Yes, I had the required detox zit in the middle of my forehead and yes, i felt the hangover from clearing my system of sugar and gluten. Regardless, it felt like my body had just been waiting for this veil of stagnancy and weight to finally lift.

UPS & DOWNS // Through the course of this meal plan thing (i’m trying to stay away from the term diet), I lost 9 pounds, my skin was softer, my hair was shinier, and teeth got whiter (I’m not kidding). On the flip side, at the gym, I’d feel weak physically, which left me feeling weak emotionally. I wanted to quit several times. I went through some tough days, unable to turn to my trusty pals ben & jerry.

FUELING THE BODY // Meanwhile, knowing every single thing that was going into my body was empowering. It felt like I was fueling my body to support the best version of myself. The control I had finally taken in my life and the direction I was going in made me feel unstoppable. I was able to make some really hard decisions because my judgement was no longer clouded. I had a list of things that needed to get done, and I’d do them without a second thought. I felt proud as hell for getting through another day, and woke up feeling energized, motivated and ready to go. In January mind you.

Fueling my psychical body allowed me to get in touch with my soul and tap into my unlimited potential.

NOW FOR THE DEEP STUFF // I had the tough conversations instead of drinking the discomfort away. I’d enjoy a mug of decaf green tea and write, instead of mindlessly binge watch Netflix. I didn’t hide from the stuff I used to avoid with my vices. I was able to creatively tap into my emotions and work through it, instead of run to a glass (ok, bottle) of red wine.

FROM JUDGEMENT TO LOVE // Through this process, I recognized something and it hit like a bolt of lightening. I make decisions based on what I thought other people wanted, so that I don’t have to deal with confrontation.
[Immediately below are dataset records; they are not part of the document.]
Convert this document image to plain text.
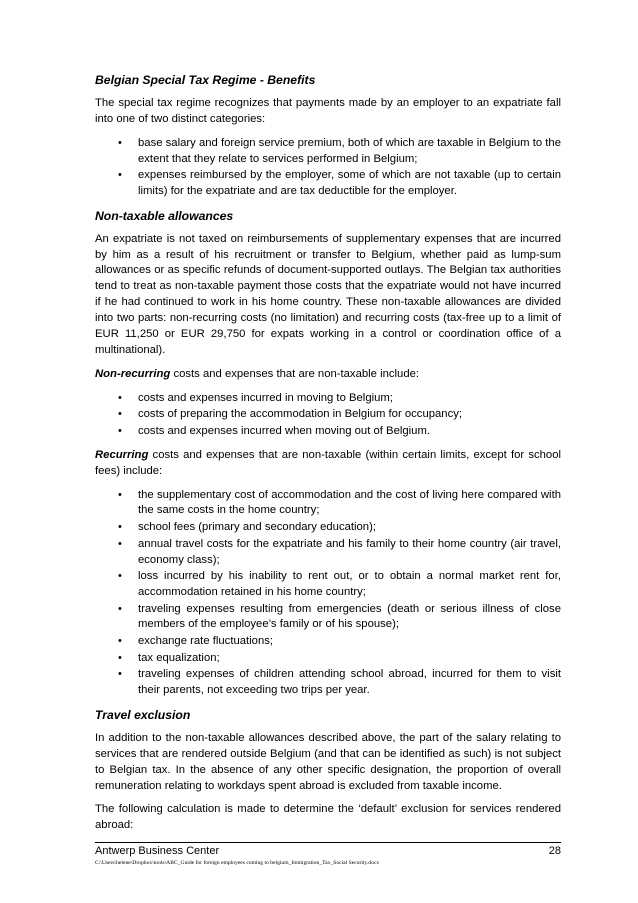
Belgian Special Tax Regime - Benefits

The special tax regime recognizes that payments made by an employer to an expatriate fall into one of two distinct categories:

• base salary and foreign service premium, both of which are taxable in Belgium to the extent that they relate to services performed in Belgium;
• expenses reimbursed by the employer, some of which are not taxable (up to certain limits) for the expatriate and are tax deductible for the employer.
Non-taxable allowances

An expatriate is not taxed on reimbursements of supplementary expenses that are incurred by him as a result of his recruitment or transfer to Belgium, whether paid as lump-sum allowances or as specific refunds of document-supported outlays. The Belgian tax authorities tend to treat as non-taxable payment those costs that the expatriate would not have incurred if he had continued to work in his home country. These non-taxable allowances are divided into two parts: non-recurring costs (no limitation) and recurring costs (tax-free up to a limit of EUR 11,250 or EUR 29,750 for expats working in a control or coordination office of a multinational).

Non-recurring costs and expenses that are non-taxable include:

• costs and expenses incurred in moving to Belgium;
• costs of preparing the accommodation in Belgium for occupancy;
• costs and expenses incurred when moving out of Belgium.

Recurring costs and expenses that are non-taxable (within certain limits, except for school fees) include:

• the supplementary cost of accommodation and the cost of living here compared with the same costs in the home country;
• school fees (primary and secondary education);
• annual travel costs for the expatriate and his family to their home country (air travel, economy class);
• loss incurred by his inability to rent out, or to obtain a normal market rent for, accommodation retained in his home country;
• traveling expenses resulting from emergencies (death or serious illness of close members of the employee’s family or of his spouse);
• exchange rate fluctuations;
• tax equalization;
• traveling expenses of children attending school abroad, incurred for them to visit their parents, not exceeding two trips per year.
Travel exclusion

In addition to the non-taxable allowances described above, the part of the salary relating to services that are rendered outside Belgium (and that can be identified as such) is not subject to Belgian tax. In the absence of any other specific designation, the proportion of overall remuneration relating to workdays spent abroad is excluded from taxable income.

The following calculation is made to determine the ‘default’ exclusion for services rendered abroad:

Antwerp Business Center	28
C:\Users\helene\Dropbox\tools\ABC_Guide for foreign employees coming to belgium_Immigration_Tax_Social Security.docx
I make decisions based on fear instead of trust. Through this process, I realized that this is what had created my personal shackles. My self imposed prison.

BREAKING FREE // By feeding my body the right things, it seemed to clear the pathway from the gut to my mind. I know it sounds crazy but its true. It was easier to hear my inner guide, to feel what was right or what was wrong. To live intuitively. And here’s the kicker - If i made the wrong decision, it didn’t matter! I trusted the universe and myself so much through this, that I busted through the shackles of self judgement and criticism. I was living through the freedom of enjoying being me.
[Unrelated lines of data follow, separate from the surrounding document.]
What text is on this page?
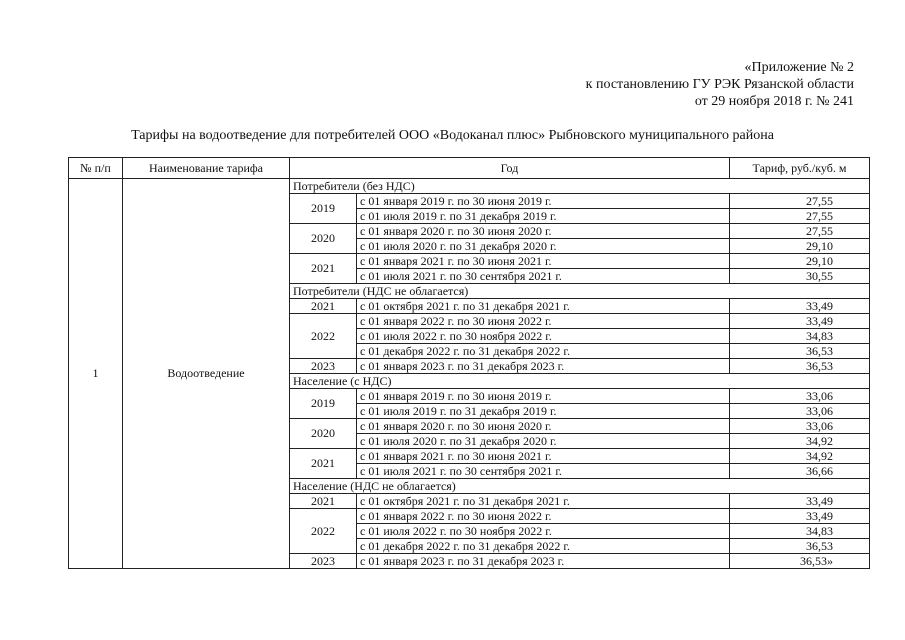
«Приложение № 2
к постановлению ГУ РЭК Рязанской области
от 29 ноября 2018 г. № 241
Тарифы на водоотведение для потребителей ООО «Водоканал плюс» Рыбновского муниципального района
№ п/п	Наименование тарифа	Год		Тариф, руб./куб. м
1	Водоотведение	Потребители (без НДС)		
		2019	с 01 января 2019 г. по 30 июня 2019 г.	27,55
			с 01 июля 2019 г. по 31 декабря 2019 г.	27,55
		2020	с 01 января 2020 г. по 30 июня 2020 г.	27,55
			с 01 июля 2020 г. по 31 декабря 2020 г.	29,10
		2021	с 01 января 2021 г. по 30 июня 2021 г.	29,10
			с 01 июля 2021 г. по 30 сентября 2021 г.	30,55
		Потребители (НДС не облагается)		
		2021	с 01 октября 2021 г. по 31 декабря 2021 г.	33,49
		2022	с 01 января 2022 г. по 30 июня 2022 г.	33,49
			с 01 июля 2022 г. по 30 ноября 2022 г.	34,83
			с 01 декабря 2022 г. по 31 декабря 2022 г.	36,53
		2023	с 01 января 2023 г. по 31 декабря 2023 г.	36,53
		Население (с НДС)		
		2019	с 01 января 2019 г. по 30 июня 2019 г.	33,06
			с 01 июля 2019 г. по 31 декабря 2019 г.	33,06
		2020	с 01 января 2020 г. по 30 июня 2020 г.	33,06
			с 01 июля 2020 г. по 31 декабря 2020 г.	34,92
		2021	с 01 января 2021 г. по 30 июня 2021 г.	34,92
			с 01 июля 2021 г. по 30 сентября 2021 г.	36,66
		Население (НДС не облагается)		
		2021	с 01 октября 2021 г. по 31 декабря 2021 г.	33,49
		2022	с 01 января 2022 г. по 30 июня 2022 г.	33,49
			с 01 июля 2022 г. по 30 ноября 2022 г.	34,83
			с 01 декабря 2022 г. по 31 декабря 2022 г.	36,53
		2023	с 01 января 2023 г. по 31 декабря 2023 г.	36,53»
TWO WEEKS LATER// While it’s been freeing to eat what I want, when I want, I’ve realized that I need structure in order to expand. I’ve noticed that what used to feel normal, no longer feels good. The fogginess after a few beers seems to be in slow motion and can feel every part of my body impacted. Packing up for the gym is now such a process that I even consider cancelling the class. I’m back to hitting snooze instead of jumping out of bed, and surprisingly, I’m spending more money on groceries, impulsively purchasing the chips, pizza slice, girl scout cookies (i mean, who wouldn’t though?)

DEEP THOUGHTS // 30 days isn’t going to completely change my eating habits, even though I was really hoping i’d never crave dessert or bread again. (that didn’t happen, unfortunately).You hear people talk about how things change your life. This legitimately changed my life. You are what you eat. Now that I’m back to my old habits, and I miss that version of myself, but I know what it takes. A lot of hard work, commitment, time & lots and lots of dishes.